La prostitución es un oficio que alberga muchos secretos en el imaginario social. Tema tabú de opiniones excluyentes, valores cliché y respeto por sobre todas las cosas. ¿El oficio más viejo? Las cuestiones intactas sobre necesidad, pobreza, trastorno moral, tergiversación humanista. Bueno o malo, he ahí el dilema. Un dilema mudo, sin lugar en la sobremesa; susurros anónimos, clientes sin rostro, realidad ignorada por comunidades ciegas. Un algo más en el mundo… hasta que es nuestra hija, nuestra novia, nuestra madre; entonces, la prostitución adquiere otro matiz (aunque el silencio no se rompe jamás).

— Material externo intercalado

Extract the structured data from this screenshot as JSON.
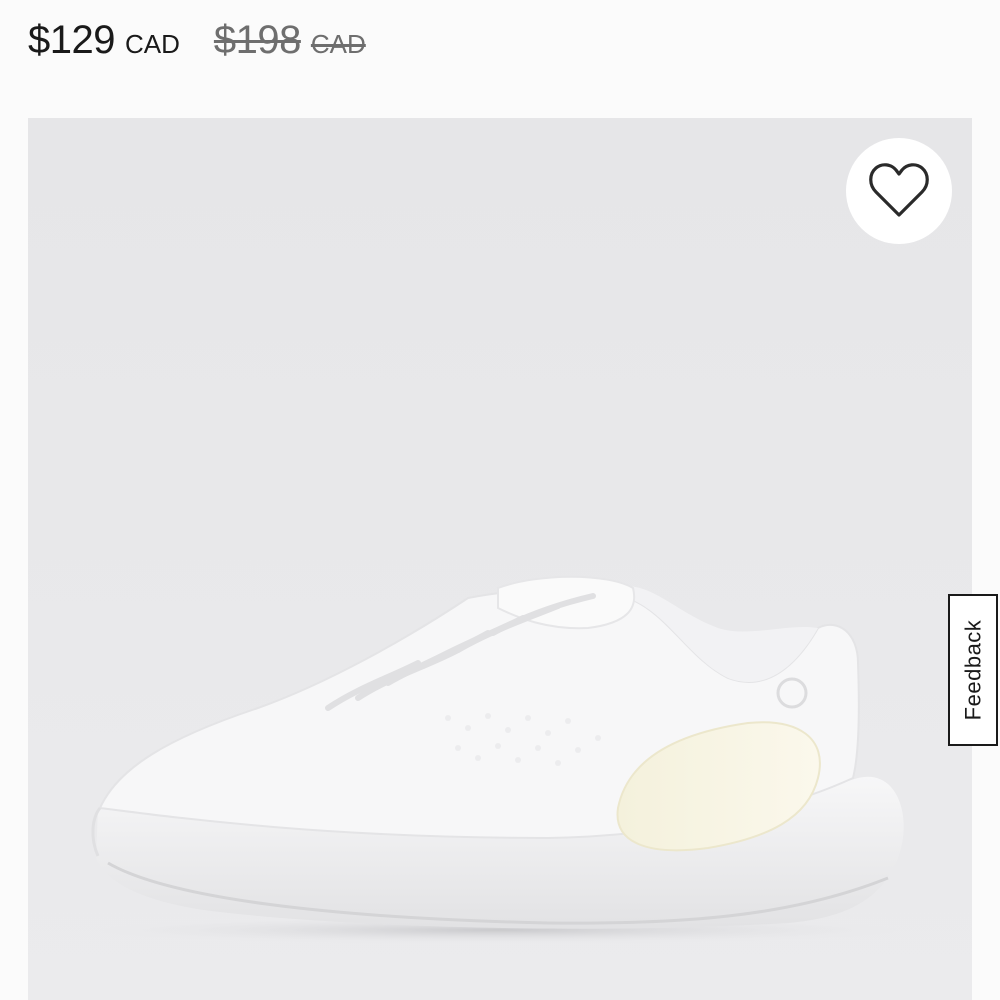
{
  "product": {
    "price": {
      "current_amount": "$129",
      "current_currency": "CAD",
      "original_amount": "$198",
      "original_currency": "CAD"
    },
    "image": {
      "subject": "white running shoe",
      "background_color": "#e8e8ea"
    },
    "wishlist": {
      "icon": "heart-outline-icon"
    }
  },
  "feedback": {
    "label": "Feedback"
  },
  "colors": {
    "text": "#1a1a1a",
    "strikethrough_text": "#6e6e6e"
  }
}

Mi visión poética de las hembras humanas me dota de una fascinación por la imagen de la ramera, la puta, la carnicera, la mujer pública. Sin embargo, lo difícil siempre es comprender su cosmovisión, su postura ante el mundo, su interior detrás de la piel —y no sólo con las prostitutas, sino con prácticamente cualquier otro ajeno a nuestro egoísta yo mismo. Meterse en su piel o cubrirlas con la nuestra son nuestras únicas aproximaciones restantes. Lo demás queda establecido con mejores palabras que las mías en el excelso poema «A una ramera» de Antonio Plaza.

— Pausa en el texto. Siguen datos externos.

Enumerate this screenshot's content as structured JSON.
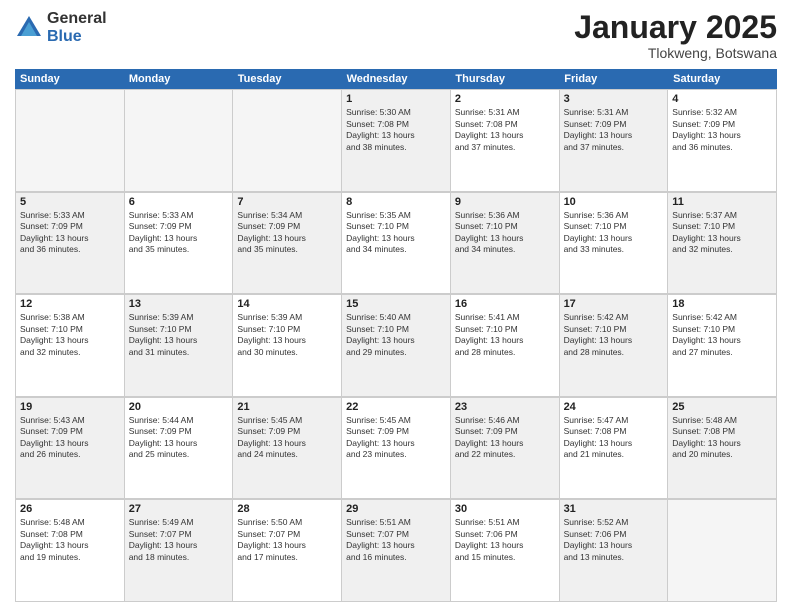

Yo logré conjugar mi alma a la zaga de una prostituta en un mercadillo de paso en un barrio de baja reputación. Cedí ante mi exigente hambre y decidí comer allí. Esperaba ser atendido cuando una prostituta reprodujo el karaoke de «El pastor» de Miguel Aceves Mejía y comenzó a cantar al punto de las lágrimas. Sin quererlo ni notarlo, yo también llovizné a su par. Cuando terminó la canción, le ofrecí comiera conmigo. Conmovido por su voz y emocionado por su voluntad de compartir alimentos conmigo, (estúpido) pregunté. Ella sonrió y sólo dijo: «esta comida la gané cantando… ésa es la diferencia». Comimos en silencio y tomados del corazón.